Łęczyńskie media dwa miesiące po zakończeniu zbiórki podpisów pod referendum nadal lubią pisać o mojej osobie. Na samym początku głośno było o rzekomym pozwie posłanki Moniki Pawłowskiej. Wczoraj natomiast otrzymałem ciekawą wiadomość o wywiadzie, którego udzielił burmistrz. Tym razem o referendum. Odnoszę wrażenie, że redakcja tej gazety chce na siłę zrobić ze mnie swego rodzaju celebrytę.
„Zdecydowanie to totalna porażka organizatorów wraz z radnym PIS-u M. Fijałkowskim, który włączył się w akcję. Wiele osób nadal nie może pogodzić się z przegraną w wyborach samorządowych i próbuje różnymi sposobami, bardziej lub mniej uczciwymi mnie zdyskredytować. Na marginesie mieszkańców również bardzo zdziwiła współpraca łęczyńskich radnych PIS-u z działaczem lewicowym.”

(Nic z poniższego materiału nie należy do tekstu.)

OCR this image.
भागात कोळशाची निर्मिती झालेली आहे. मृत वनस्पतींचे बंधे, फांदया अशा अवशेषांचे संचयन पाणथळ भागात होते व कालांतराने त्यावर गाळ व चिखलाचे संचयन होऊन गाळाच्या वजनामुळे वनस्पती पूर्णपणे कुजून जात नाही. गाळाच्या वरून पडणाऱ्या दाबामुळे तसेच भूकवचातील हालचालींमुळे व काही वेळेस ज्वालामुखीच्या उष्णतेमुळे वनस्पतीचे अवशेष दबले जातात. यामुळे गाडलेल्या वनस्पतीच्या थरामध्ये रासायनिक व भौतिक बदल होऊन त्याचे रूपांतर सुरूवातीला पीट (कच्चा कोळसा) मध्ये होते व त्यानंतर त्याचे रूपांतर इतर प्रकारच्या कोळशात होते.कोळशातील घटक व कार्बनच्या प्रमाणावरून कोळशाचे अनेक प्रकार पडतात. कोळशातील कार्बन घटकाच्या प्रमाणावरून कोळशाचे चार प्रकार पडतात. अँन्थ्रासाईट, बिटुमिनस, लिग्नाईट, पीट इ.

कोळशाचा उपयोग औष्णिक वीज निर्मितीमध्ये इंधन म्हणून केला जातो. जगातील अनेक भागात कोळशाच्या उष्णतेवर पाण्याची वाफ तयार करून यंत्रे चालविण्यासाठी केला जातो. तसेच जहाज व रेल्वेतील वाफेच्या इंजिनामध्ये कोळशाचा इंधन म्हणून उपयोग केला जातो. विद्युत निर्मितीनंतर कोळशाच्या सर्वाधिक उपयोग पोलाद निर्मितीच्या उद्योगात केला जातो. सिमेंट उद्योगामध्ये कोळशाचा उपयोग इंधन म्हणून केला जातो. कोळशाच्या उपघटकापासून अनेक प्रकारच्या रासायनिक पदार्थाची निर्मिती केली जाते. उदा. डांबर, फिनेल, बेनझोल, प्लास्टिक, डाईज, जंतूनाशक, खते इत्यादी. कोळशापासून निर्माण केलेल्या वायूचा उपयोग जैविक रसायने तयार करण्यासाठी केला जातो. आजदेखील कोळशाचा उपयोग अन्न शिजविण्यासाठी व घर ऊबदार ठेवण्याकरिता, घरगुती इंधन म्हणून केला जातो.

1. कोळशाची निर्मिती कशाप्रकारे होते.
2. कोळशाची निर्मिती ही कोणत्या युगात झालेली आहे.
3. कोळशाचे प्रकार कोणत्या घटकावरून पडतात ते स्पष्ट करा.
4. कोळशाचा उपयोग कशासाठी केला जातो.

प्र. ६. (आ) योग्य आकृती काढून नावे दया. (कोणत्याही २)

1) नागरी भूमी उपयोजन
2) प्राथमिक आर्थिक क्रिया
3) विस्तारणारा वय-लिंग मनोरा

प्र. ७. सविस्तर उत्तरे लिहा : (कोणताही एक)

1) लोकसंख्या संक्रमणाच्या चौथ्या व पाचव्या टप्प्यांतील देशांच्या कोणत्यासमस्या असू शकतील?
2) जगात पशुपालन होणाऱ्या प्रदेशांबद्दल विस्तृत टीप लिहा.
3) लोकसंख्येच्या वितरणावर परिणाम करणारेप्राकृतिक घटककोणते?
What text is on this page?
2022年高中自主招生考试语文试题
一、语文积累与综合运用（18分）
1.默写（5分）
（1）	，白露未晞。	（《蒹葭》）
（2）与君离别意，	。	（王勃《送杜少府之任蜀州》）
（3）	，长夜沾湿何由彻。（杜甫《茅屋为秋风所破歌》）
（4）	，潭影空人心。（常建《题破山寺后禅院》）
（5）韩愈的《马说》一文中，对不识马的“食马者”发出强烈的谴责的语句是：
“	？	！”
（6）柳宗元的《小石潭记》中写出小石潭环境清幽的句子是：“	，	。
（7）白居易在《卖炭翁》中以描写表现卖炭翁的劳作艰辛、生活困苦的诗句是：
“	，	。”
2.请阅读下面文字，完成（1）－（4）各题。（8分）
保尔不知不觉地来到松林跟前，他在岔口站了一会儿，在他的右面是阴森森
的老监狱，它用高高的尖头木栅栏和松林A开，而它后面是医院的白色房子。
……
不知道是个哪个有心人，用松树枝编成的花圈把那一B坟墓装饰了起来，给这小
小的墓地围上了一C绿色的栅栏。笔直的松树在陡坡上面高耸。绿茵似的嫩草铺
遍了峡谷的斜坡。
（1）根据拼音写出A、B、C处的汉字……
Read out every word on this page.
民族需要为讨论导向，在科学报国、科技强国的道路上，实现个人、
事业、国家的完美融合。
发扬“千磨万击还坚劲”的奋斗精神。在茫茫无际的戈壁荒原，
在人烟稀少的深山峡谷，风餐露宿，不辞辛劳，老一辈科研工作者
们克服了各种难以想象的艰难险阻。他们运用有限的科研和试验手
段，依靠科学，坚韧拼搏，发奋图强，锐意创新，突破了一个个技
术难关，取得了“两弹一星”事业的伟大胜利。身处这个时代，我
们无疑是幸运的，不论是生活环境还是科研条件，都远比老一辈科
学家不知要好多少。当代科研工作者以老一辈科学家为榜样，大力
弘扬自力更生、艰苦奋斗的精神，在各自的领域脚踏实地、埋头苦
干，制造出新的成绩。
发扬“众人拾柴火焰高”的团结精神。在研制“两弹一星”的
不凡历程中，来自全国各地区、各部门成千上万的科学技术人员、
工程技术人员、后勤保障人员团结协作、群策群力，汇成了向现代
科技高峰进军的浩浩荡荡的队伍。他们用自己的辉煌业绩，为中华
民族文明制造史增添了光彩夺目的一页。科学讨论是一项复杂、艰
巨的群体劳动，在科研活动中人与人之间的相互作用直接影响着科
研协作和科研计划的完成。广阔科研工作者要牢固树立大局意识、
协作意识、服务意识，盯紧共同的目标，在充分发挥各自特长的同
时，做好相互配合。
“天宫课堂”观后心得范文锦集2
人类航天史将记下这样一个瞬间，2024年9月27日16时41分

Jak widzicie z ust burmistrza Łęcznej padły kłamliwe słowa o mojej rzekomej współpracy z PiSem, a dodatkowo, że jestem pieniaczem, który w nieuczciwy sposób chce zdyskredytować burmistrza. Widzę jak ma się miasto, w którym żyję większość mojego życia. Rozwój nie jest proporcjonalny do możliwości i z bólem tak naprawdę patrzy się na jego zmarnowany potencjał. Zwłaszcza jak porównamy Łęczną choćby z Bełchatowem, który startował z tego samego punktu. To, że ktoś popiera PiS i poparł jednocześnie wniosek o odwołanie burmistrza nie znaczy, że jest moim sojusznikiem. Żadnego sojuszu między mną, a PiS nie było, nie ma i nie będzie. Przypomnę, że samorząd to nie jest sejm, czy senat. Tu wszystko wyglada inaczej. Dodam, że do całkiem niedawna to burmistrz był realnym sojusznikiem Prawa i Sprawiedliwości. W końcu współpraca została zerwana nie tak dawno temu. W sumie to jeszcze w trakcie zbiórki podpisów.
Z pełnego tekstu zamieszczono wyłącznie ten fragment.